Becca Bedell graduated with a MFA in Poetry at UW-Madison in May 2019. Upon graduation, she joined the staff as Coordinator of Residential Programs in the Pres House Apartments. You can also listen to her reflection here.
Mishka and I arrived in Madison in August 2017 as bright-eyed new graduate students in poetry. We spent the first eight weeks bonding as we church-hopped together, both of us looking for a warm, challenging, and outspokenly queer-affirming congregation. When we visited Pres House as the fourth or fifth church in town, I knew right away that I had found my new spiritual home. There was the cozy yet lively space and music, there was the delicious weekly communion, there was Steven Chapman excitedly discussing Taylor Swift over dinner, and it helped that the median age was around 20 rather than 65.
Since then, I’ve poured myself into Pres House: I shared a poem and drummed on a box and before I knew it I was applying to Council. I had rousing, sweaty air hockey tournaments with Eb and Silas at Lake Waubesa Camp, which we reprised with the Council bowling night last week—that is, until Steven Chapman came in and crushed us all. I’ve served the community alongside Meredith, Theresa, and others at the Food Pantry. I’ve had long, searching conversations about faith with Erik, Sophia, Mishka, Samuel, Selina, among others. I’ve made friends quickly in surprising ways, like when Lily Mae, brand new to Madison, wandered in for Bake, Pray, Love and we lured her into Faith Dinner instead—don’t worry, she got to do both, and then came back for every subsequent dinner. I’ll never forget the San Antonio trip with many of you, joking on the bus and playing Catan to balance out our humbling and exhausting work serving refugees and residents. Standing here, I’ve given not one but two—arguably three or four sermons, if you count the trip reflections and my Baptism. I’m starting to lose count.

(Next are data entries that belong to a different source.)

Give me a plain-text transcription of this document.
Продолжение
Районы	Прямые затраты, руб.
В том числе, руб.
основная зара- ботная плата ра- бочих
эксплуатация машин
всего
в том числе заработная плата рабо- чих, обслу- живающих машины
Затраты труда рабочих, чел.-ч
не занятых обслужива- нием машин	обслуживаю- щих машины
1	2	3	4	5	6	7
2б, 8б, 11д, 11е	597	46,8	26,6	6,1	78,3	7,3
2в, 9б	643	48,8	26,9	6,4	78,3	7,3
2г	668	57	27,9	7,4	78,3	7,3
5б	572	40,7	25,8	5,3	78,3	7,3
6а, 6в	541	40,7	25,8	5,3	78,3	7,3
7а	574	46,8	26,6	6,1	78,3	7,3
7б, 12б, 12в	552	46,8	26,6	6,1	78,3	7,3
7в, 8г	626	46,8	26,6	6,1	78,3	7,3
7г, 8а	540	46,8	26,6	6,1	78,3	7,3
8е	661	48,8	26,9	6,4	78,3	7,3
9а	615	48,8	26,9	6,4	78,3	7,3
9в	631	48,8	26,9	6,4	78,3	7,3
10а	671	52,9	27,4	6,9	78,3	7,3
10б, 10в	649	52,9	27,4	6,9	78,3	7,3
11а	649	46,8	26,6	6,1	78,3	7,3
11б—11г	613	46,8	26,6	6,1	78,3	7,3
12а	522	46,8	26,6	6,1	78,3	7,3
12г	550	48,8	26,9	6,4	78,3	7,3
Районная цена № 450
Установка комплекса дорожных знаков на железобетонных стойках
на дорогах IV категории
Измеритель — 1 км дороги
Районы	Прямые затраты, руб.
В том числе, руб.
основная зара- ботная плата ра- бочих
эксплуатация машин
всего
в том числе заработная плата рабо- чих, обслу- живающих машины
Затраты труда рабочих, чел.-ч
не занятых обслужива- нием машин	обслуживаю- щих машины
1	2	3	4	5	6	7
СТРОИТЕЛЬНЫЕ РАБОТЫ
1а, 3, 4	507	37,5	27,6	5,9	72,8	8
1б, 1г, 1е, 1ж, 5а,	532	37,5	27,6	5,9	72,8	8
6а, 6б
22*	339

Amid the busiest time of my life, laboring and growing in my amazing poetry grad program, there’s a sort of beautiful madness in how much energy I’ve invested. In a way, I’ve been making up for lost time: I came into my faith very late in undergrad, and also never had this sort of community growing up, never even went to summer camp. So I didn’t know quite what I’d been missing until Pres House, and I admit, I’ve been wildly and unpredictably impassioned. Every new ministry, every trip, every opening and closing prayer, I’ve given 100% energy, all the joy, all the tears. What is God but that happy embarrassment, that irresistible call to life?
If I have a piece of advice to share, it’s this: there is always time for fellowship. Even if it’s just one weekly small group, or a good conversation at dinner, find a way to open your heart, your time, your energy to the community in a way you didn’t think you would. Allow yourself to be the overenthusiastic, weirdly passionate one. The glorious paradox of God is that even in our busiest times, God will create rest, if we are open to it. Even in our most vulnerable times, if we are vulnerable in community, God will create safety.
I’ll end now, since I’ve spoken up here so many times. But I’m not leaving, far from it: I’ll be helping lead our summer worship series of dinners every Tuesday night, so if you’re around, I hope to share that communion with you. And I’m happy to announce that later this month I am joining full-time Pres House staff as the inaugural Coordinator of Residential Programs at Pres House Apartments, serving under Ginger Morgan. So while my master’s graduation is a milestone, I’m looking forward to remaining invested, in an even more official capacity, in the Pres House community for the years to come. So don’t worry—I’m not going anywhere.